Jadilah sahabat mereka
Salah satu cara yang harus dilakukan untuk menyelamatkan mereka dari eksploitasi anak adalah dengan menjadi sahabatnya.
Perlakukan mereka seperti anak pada umumnya, dan dengarkanlah keluhannya. Berhentilah memberikan pandangan iba atau malah sinis pada mereka, karena sejatinya mereka juga punya perasaan dan butuh perlindungan.
Jangan ragu untuk mengajak mereka mengobrol jika Bunda bertemu dengan anak-anak ini di angkutan umum, misalnya, atau di tempat umum lain. Anak korban eksploitasi sesungguhnya sangat membutuhkan teman yang dapat mendengarkan dan membantunya keluar dari jalanan.
Jika Bunda menemukan anak di bawah umur yang menjadi korban eksploitasi anak dan diperlakukan dengan tak wajar, Bunda juga bisa melaporkannya ke Telepon Anak Sehat 129 milik Kementerian Sosial.
Bunda juga bisa mencari tahu dan memperkenalkan mereka pada yayasan-yayasan yang peduli terhadap anak jalanan.
Dan, Bunda, sadarkah Bunda, bahwa eksploitasi anak ternyata tidak hanya terjadi di jalanan, pada anak-anak kurang mampu saja. Anak dari keluarga berkecukupan pun juga bisa menjadi korban. Dan, bahkan, pelaku eksploitasi anak adalah orang tuanya sendiri.
So sad! Eksploitasi anak yang terjadi di dekat kita
Ya, eksploitasi anak bisa terjadi di dekat kita. Atau, malah kita lakukan sendiri.
Seringkali kita terjebak soal ini, Bun. Atas nama menyalurkan minat, kita akhirnya “memaksa” anak untuk melakukan sesuatu. Kita yakin anak kita menikmatinya, hingga kemudian tak ada waktu untuknya beristirahat atau bermain layaknya anak-anak lain. Semua hanya untuk “bekerja” dan “bekerja”.
Seorang anak bisa dikatakan menjadi korban eksploitasi jika:
Diwajibkan melakukan sesuatu demi mewujudkan ambisi orang tua.
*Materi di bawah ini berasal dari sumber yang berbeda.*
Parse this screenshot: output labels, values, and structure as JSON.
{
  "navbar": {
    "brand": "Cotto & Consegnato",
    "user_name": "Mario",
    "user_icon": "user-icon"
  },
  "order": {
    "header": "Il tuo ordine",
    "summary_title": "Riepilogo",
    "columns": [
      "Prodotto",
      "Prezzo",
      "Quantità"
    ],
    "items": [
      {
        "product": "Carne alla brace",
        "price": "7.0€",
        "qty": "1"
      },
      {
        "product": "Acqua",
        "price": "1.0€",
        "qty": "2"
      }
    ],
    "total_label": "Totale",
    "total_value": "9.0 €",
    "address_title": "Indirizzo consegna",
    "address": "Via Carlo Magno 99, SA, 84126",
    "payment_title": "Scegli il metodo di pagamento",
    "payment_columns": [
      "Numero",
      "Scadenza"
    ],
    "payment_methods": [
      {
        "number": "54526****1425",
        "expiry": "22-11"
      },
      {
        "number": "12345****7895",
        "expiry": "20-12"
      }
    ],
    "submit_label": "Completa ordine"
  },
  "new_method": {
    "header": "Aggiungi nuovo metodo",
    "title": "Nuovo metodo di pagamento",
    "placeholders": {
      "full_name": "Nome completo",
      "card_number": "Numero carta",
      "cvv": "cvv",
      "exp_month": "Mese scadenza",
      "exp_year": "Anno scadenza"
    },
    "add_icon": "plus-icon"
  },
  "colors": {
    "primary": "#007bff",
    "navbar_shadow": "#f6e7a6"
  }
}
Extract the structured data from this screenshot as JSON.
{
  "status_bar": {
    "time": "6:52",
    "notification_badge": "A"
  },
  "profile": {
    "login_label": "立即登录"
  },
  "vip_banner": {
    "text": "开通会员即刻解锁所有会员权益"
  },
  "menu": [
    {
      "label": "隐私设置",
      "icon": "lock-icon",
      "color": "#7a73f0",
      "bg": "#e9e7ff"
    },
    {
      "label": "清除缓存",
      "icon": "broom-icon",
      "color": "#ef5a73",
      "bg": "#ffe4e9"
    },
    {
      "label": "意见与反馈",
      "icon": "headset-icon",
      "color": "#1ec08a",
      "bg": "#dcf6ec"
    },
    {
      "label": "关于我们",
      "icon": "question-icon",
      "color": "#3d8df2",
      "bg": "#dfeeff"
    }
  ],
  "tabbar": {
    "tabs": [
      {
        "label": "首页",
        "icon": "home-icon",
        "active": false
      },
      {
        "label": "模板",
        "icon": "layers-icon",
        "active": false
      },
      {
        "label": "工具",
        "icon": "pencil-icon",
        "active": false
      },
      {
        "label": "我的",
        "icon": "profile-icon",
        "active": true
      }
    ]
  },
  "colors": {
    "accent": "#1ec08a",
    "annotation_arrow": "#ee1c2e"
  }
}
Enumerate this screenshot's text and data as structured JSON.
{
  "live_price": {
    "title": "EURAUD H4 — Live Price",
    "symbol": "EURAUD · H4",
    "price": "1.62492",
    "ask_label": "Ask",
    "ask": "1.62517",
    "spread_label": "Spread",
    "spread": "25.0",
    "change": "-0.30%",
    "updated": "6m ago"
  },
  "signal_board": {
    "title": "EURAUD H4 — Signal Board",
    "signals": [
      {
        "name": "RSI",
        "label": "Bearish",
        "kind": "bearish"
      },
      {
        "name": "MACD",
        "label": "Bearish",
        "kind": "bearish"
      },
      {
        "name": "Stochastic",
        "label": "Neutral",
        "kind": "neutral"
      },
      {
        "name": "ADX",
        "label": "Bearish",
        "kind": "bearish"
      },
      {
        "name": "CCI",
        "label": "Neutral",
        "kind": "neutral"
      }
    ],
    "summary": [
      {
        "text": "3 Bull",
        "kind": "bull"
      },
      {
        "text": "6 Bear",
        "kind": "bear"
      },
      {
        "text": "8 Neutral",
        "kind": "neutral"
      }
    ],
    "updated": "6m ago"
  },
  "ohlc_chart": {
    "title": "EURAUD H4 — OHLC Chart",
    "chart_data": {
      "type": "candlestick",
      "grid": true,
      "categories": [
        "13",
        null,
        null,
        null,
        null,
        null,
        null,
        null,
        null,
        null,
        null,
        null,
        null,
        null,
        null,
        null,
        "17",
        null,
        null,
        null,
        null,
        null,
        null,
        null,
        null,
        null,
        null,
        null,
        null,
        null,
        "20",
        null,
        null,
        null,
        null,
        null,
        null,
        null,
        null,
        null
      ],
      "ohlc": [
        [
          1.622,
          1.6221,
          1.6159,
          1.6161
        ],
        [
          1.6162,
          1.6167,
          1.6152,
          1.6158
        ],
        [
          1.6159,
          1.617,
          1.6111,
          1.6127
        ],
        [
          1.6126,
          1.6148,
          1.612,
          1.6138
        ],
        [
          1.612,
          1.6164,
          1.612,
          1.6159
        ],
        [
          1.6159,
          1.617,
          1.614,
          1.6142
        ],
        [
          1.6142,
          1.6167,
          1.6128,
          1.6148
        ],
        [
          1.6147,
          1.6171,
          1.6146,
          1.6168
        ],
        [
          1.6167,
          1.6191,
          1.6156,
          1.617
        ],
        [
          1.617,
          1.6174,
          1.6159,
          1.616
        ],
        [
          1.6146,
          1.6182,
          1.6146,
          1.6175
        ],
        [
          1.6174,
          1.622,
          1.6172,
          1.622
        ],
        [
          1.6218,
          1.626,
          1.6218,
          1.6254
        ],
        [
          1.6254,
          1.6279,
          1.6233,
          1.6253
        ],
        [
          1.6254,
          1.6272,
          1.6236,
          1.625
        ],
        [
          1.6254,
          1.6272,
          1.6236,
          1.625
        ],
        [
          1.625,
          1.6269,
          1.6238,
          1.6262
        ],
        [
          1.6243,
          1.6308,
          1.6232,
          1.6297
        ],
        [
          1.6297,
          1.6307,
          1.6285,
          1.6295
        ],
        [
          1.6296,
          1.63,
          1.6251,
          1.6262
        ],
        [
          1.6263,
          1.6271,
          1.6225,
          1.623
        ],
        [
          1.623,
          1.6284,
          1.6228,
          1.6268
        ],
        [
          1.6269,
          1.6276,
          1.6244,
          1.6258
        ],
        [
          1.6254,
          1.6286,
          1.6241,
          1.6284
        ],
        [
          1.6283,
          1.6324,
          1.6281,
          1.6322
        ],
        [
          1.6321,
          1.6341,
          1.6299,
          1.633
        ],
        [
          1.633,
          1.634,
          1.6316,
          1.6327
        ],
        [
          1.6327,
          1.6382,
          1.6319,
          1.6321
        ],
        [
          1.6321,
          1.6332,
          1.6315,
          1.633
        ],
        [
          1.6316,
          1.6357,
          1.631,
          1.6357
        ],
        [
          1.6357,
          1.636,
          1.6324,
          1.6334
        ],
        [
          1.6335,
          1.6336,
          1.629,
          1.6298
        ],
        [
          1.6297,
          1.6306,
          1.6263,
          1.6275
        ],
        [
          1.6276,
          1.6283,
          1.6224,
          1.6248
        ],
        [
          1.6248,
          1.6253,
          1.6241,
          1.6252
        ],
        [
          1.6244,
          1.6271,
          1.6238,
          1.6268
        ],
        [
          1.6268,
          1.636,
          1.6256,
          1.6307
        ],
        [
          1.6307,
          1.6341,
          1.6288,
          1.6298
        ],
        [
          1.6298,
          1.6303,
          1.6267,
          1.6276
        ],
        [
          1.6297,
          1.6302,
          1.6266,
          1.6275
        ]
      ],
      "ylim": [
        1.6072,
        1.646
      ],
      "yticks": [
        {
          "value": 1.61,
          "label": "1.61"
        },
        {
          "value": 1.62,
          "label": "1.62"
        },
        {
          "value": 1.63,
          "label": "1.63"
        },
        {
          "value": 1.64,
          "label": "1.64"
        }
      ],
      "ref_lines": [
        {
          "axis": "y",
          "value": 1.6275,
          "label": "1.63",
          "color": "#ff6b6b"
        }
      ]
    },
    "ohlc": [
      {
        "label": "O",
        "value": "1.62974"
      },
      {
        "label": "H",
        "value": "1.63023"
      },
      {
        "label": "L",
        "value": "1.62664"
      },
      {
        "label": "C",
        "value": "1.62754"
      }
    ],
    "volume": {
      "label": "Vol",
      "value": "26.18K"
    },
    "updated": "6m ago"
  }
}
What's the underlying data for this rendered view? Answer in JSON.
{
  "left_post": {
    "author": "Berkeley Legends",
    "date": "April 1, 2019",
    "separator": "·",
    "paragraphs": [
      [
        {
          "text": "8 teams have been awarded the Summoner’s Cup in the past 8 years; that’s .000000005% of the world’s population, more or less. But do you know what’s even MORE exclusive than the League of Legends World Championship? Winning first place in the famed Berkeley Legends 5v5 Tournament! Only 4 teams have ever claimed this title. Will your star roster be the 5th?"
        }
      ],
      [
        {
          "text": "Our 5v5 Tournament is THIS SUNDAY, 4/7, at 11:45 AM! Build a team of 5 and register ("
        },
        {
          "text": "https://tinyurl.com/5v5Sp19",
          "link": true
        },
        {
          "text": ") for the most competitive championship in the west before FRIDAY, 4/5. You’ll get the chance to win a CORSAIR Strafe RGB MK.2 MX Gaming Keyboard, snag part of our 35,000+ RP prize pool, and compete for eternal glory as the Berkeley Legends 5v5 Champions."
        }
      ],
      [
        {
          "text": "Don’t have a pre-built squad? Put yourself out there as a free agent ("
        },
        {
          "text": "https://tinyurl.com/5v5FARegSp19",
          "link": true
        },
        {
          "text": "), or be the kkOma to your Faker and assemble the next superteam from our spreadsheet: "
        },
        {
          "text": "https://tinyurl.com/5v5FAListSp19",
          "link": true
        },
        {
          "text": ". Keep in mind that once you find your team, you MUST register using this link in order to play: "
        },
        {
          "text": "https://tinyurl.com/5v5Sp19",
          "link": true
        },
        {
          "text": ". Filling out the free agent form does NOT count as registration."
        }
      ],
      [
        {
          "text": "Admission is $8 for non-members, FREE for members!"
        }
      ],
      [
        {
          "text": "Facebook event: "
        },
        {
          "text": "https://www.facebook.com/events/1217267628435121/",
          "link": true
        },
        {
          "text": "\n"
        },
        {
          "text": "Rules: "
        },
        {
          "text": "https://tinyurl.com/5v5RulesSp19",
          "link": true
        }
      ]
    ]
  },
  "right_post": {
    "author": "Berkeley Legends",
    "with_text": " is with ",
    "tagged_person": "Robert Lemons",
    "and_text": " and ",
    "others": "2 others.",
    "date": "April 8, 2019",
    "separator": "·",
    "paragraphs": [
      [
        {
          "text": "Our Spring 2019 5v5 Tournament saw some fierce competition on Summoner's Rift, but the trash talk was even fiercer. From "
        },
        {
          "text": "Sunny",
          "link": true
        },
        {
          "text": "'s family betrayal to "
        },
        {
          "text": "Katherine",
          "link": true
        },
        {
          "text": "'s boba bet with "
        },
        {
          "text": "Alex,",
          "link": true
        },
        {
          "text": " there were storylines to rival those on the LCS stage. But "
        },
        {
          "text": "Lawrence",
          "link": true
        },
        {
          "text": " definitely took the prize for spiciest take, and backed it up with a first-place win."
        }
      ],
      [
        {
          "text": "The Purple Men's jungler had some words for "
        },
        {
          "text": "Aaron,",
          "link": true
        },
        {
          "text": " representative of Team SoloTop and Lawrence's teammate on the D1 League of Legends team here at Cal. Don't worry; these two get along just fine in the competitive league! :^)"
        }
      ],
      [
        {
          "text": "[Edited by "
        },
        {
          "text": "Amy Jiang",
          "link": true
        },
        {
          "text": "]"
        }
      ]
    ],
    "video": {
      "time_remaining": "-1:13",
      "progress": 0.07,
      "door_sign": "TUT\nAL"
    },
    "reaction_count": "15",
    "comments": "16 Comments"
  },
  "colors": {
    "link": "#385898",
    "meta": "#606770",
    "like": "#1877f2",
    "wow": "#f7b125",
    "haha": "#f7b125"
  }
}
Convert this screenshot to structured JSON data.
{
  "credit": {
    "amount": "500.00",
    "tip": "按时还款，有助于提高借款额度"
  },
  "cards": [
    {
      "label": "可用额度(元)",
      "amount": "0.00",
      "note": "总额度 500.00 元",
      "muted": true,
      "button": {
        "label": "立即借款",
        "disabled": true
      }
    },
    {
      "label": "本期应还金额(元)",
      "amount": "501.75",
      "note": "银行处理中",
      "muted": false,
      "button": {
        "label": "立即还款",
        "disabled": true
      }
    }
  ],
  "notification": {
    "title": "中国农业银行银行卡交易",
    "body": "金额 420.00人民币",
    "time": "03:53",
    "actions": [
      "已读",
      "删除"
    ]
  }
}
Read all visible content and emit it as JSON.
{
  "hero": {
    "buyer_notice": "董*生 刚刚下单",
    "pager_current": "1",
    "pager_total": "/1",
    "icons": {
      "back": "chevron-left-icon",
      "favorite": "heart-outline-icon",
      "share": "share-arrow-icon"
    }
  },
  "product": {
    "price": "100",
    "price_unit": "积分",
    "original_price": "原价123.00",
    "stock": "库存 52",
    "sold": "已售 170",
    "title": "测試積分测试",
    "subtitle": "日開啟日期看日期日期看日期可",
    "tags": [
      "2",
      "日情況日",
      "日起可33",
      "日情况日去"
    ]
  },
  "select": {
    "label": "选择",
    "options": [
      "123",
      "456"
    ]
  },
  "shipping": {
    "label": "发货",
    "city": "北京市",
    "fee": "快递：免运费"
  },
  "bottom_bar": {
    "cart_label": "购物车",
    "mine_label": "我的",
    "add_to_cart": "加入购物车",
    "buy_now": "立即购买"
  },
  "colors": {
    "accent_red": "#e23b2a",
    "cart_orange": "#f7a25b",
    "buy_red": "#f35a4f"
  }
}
Contohnya, dipaksa mengikuti lomba fashion show, padahal anak tidak menyukainya.
Didandani dan diajari berbicara layaknya orang dewasa demi mendapatkan popularitas
Dipaksa melakukan sesuatu hingga membuatnya tertekan, seperti mengikuti banyak kursus di luar sekolah tanpa memberinya kesempatan memilih
Disertakan dalam berbagai lomba pemilihan model atau casting sinetron dengan tujuan mendapatkan uang
Diberikan tanggung jawab melebihi kemampuannya, sehingga ia tidak bisa memperoleh hak sebagai anak-anak, seperti hak untuk bermain.
Itulah beberapa hal yang bisa digolongkan sebagai eksploitasi anak yang saya rangkum dari beberapa sumber.
Dan, sepertinya, sekaranglah saatnya kita merenung. Apakah kita telah melakukan salah satunya pada anak kita, Bun? Mungkin kita memang berniat baik, tapi apakah kita sudah mendengar sendiri pendapat anak mengenainya.
Si kecil tampak suka menari, lalu kita daftarkan ke kelas menari balet, misalnya. Benarkah ia menikmatinya? Benarkah ia melakukannya tanpa terpaksa?
Selalu tanyakan pendapat anak, mengenai apa saja yang disukainya, dilakukannya dan diinginkannya. Agar kita terhindar dari perilaku eksploitasi anak.
Well, selamat Hari Anak Sedunia, Bun! Semoga anak-anak kita bisa selalu tumbuh dengan bahagia ya! Bukankah itu yang terpenting bagi kita, orang tuanya?